Bounds and Constructions of $\ell$-Read Codes under the Hamming Metric
Yubo Sun, Gennian Ge
TL;DR
The paper studies $\ell$-read codes under the Hamming metric arising from nanopore read models, with a focus on $\ell=2$ and minimum distances $d\in\{3,4,5\}$, and extends to general $\ell$ for $d=3$. It provides a detailed structural characterization of when two sequences have a given $2$-read distance, and develops both lower and upper bounds on redundancy, achieving near-optimal results for several regimes. A key contribution is linking $2$-read $(n,3)_q$-codes to classical single-insertion reconstruction codes and improving redundancy bounds in insertion/deletion reconstruction settings, including tight results for $q=2$. The work also introduces constructive methods to build $\ell$-read codes with small redundancy by incorporating positional information and VT-type constraints, and extends the reconstruction-model framework to $\ell$-read codes, offering practical implications for robust data recovery in DNA storage systems.
Abstract
Nanopore sequencing is a promising technology for DNA sequencing. In this paper, we investigate a specific model of the nanopore sequencer, which takes a $q$-ary sequence of length $n$ as input and outputs a vector of length $n+\ell-1$ referred to as an $\ell$-read vector where the $i$-th entry is a multi-set composed of the $\ell$ elements located between the $(i-\ell+1)$-th and $i$-th positions of the input sequence. Considering the presence of substitution errors in the output vector, we study $\ell$-read codes under the Hamming metric.
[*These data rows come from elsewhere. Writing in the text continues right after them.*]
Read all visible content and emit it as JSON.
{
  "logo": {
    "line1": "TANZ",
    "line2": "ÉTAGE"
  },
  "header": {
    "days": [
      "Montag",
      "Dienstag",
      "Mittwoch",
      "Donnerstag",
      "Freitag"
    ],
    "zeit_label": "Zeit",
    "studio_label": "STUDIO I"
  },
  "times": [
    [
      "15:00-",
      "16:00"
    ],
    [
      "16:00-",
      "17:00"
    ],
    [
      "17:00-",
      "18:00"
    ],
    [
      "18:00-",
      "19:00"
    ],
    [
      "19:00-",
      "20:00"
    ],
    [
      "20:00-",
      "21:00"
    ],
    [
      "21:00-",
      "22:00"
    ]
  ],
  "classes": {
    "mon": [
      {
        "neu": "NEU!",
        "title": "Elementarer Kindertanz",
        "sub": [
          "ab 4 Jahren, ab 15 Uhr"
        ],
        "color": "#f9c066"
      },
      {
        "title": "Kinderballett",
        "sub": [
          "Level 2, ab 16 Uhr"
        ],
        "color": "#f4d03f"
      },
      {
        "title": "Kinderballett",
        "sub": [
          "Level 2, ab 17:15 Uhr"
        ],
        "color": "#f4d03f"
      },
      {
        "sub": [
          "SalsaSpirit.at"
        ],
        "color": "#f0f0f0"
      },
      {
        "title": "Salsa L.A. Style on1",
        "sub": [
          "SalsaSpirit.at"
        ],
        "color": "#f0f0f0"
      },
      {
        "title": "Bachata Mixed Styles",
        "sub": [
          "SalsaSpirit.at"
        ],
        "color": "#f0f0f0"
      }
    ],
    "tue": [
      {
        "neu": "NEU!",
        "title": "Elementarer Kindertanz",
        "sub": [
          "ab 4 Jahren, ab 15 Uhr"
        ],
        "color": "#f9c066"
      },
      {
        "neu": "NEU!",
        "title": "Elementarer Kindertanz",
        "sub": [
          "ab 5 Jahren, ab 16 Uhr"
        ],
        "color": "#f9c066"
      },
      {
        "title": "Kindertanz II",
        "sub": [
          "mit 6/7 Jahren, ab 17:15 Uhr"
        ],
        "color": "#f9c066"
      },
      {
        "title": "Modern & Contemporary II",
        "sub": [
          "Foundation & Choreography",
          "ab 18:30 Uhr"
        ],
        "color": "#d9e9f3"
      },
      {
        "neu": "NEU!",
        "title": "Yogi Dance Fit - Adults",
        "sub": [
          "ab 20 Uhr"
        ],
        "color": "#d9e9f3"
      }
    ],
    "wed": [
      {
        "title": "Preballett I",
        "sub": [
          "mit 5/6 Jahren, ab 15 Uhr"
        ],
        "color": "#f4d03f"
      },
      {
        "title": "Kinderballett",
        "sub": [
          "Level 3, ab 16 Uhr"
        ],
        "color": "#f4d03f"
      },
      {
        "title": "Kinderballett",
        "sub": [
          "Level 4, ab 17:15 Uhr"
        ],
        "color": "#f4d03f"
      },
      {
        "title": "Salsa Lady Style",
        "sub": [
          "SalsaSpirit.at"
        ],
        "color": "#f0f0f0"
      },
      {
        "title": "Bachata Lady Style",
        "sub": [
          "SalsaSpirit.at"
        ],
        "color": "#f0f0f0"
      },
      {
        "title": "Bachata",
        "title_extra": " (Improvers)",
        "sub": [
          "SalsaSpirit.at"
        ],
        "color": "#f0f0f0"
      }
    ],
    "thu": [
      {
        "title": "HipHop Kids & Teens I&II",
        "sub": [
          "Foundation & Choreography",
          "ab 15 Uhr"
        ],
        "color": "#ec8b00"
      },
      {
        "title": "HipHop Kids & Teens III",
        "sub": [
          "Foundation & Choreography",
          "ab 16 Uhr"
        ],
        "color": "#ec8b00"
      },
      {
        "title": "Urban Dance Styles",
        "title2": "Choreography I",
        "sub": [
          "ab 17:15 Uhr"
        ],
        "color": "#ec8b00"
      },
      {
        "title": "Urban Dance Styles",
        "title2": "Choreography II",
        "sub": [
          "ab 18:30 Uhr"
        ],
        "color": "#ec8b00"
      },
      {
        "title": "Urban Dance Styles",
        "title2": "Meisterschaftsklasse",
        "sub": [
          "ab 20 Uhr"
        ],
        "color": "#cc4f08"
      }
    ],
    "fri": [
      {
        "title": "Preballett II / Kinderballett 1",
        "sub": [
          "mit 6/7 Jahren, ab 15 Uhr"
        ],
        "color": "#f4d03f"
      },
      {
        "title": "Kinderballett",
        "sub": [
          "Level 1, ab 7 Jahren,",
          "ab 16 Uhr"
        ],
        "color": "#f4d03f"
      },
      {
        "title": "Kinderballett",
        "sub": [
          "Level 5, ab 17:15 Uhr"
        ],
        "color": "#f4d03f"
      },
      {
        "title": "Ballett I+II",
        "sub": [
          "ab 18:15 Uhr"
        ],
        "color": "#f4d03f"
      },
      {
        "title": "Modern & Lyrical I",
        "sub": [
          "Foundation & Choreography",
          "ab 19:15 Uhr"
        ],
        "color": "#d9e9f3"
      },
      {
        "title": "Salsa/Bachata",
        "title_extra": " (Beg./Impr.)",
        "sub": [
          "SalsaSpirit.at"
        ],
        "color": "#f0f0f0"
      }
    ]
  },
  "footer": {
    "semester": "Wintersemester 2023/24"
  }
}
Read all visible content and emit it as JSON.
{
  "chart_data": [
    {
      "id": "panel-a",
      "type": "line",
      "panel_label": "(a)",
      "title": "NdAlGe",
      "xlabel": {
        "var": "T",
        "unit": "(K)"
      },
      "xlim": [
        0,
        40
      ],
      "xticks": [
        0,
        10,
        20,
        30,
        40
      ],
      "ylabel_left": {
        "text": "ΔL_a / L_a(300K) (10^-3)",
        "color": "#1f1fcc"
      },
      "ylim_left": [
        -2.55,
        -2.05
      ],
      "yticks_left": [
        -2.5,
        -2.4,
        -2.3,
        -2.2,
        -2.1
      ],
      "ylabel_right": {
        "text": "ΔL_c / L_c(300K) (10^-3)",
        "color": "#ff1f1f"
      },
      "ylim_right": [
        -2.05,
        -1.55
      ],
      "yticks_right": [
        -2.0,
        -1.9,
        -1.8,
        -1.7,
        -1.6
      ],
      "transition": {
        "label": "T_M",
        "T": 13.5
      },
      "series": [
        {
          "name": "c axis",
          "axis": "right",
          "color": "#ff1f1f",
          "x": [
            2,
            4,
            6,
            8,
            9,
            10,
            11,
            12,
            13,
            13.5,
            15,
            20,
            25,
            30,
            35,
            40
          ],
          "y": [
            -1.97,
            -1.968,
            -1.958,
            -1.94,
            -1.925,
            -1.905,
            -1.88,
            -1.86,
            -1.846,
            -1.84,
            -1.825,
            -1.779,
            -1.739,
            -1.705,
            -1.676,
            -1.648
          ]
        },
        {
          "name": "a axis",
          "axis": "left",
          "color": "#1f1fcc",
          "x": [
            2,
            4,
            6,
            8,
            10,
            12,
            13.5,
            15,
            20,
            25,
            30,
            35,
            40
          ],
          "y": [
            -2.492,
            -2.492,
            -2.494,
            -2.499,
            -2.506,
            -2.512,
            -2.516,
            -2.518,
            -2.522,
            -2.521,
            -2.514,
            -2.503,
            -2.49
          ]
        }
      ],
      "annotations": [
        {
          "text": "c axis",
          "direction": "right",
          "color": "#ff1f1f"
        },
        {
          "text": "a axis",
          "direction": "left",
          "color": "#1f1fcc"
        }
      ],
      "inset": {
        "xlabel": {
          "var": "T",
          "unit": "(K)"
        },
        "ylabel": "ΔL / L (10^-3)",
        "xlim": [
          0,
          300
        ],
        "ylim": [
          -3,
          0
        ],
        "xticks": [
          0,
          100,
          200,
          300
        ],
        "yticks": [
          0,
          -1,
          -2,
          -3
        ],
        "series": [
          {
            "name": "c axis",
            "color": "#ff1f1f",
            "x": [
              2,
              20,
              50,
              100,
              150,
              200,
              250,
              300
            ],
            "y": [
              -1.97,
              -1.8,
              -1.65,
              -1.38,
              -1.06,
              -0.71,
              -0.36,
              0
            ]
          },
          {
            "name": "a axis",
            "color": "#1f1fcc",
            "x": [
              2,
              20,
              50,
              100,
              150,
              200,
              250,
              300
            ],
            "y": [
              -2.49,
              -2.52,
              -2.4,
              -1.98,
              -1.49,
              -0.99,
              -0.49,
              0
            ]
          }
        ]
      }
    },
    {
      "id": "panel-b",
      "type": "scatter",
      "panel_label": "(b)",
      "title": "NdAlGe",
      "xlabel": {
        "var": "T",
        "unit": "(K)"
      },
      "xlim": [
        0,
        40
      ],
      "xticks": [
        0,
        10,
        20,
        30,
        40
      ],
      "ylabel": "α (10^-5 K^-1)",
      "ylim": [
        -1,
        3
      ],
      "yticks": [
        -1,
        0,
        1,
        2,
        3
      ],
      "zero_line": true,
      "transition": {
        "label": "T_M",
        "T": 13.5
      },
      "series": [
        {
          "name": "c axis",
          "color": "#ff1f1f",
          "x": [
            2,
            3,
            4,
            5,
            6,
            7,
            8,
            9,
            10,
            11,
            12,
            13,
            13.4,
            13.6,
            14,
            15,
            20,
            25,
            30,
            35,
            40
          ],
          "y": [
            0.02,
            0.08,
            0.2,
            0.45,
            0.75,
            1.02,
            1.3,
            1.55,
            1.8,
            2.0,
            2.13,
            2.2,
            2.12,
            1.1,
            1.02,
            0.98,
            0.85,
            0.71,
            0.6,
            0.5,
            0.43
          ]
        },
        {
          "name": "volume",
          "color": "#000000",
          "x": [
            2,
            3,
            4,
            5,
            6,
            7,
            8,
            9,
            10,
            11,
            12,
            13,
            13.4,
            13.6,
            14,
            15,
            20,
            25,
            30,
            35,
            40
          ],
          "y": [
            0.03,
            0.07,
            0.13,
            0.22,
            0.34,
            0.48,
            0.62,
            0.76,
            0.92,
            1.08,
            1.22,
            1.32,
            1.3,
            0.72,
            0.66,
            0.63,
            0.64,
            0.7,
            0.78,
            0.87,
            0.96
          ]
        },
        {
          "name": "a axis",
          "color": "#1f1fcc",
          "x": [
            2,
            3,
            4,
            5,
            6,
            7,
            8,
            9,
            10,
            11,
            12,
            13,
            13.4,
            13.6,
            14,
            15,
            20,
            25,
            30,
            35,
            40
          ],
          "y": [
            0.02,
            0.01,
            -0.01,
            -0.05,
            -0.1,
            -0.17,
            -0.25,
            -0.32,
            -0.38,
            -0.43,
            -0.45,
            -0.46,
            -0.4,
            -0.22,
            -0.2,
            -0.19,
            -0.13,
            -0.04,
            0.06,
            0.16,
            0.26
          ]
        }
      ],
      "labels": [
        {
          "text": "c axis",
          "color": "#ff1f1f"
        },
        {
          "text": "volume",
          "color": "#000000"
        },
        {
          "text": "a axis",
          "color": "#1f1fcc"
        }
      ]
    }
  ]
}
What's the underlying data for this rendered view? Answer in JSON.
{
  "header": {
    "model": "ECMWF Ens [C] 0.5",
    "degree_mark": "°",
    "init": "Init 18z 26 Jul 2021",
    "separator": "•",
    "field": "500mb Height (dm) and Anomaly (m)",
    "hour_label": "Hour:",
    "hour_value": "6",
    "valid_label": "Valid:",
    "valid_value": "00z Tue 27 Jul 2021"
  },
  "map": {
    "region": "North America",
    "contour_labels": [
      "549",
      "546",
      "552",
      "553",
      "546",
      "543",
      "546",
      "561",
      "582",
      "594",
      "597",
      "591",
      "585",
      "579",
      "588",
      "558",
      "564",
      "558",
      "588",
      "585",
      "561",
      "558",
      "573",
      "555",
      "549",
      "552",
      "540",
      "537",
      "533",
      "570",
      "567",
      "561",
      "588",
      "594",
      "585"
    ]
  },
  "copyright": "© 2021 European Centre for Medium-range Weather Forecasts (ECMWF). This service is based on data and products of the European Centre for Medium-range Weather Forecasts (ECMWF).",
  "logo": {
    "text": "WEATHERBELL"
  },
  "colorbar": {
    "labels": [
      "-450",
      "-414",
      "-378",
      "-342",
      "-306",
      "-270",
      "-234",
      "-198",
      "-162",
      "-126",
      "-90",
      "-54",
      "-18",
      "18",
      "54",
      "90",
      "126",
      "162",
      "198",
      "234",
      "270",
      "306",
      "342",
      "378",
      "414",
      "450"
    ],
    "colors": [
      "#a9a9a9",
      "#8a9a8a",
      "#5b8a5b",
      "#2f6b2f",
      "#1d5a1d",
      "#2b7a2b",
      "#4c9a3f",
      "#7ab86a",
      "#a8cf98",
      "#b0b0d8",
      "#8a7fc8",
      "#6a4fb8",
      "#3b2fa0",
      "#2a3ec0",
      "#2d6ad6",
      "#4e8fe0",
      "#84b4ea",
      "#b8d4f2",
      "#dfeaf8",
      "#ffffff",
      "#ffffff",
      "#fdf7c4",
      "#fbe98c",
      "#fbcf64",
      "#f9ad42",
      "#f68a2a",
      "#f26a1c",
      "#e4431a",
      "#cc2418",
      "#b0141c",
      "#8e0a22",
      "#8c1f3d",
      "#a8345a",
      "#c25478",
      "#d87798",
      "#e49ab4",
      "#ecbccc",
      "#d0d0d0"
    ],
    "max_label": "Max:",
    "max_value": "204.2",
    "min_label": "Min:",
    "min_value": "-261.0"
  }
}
An $\ell$-read $(n,d)_q$-code is a set of $q$-ary sequences of length $n$ in which the Hamming distance between $\ell$-read vectors of any two distinct sequences is at least $d$. We first improve the result of Banerjee \emph{et al.}, who studied $\ell$-read $(n,d)_q$-codes with the constraint $\ell\geq 3$ and $d=3$. Then, we investigate the bounds and constructions of $2$-read codes with a minimum distance of $3$, $4$, and $5$, respectively. Our results indicate that when $d \in \{3,4\}$, the optimal redundancy of $2$-read $(n,d)_q$-codes is $o(\log_q n)$, while for $d=5$ it is $\log_q n+o(\log_q n)$. Additionally, we establish an equivalence between $2$-read $(n,3)_q$-codes and classical $q$-ary single-insertion reconstruction codes using two noisy reads. We improve the lower bound on the redundancy of classical $q$-ary single-insertion reconstruction codes as well as the upper bound on the redundancy of classical $q$-ary single-deletion reconstruction codes when using two noisy reads. Finally, we study $\ell$-read codes under the reconstruction model.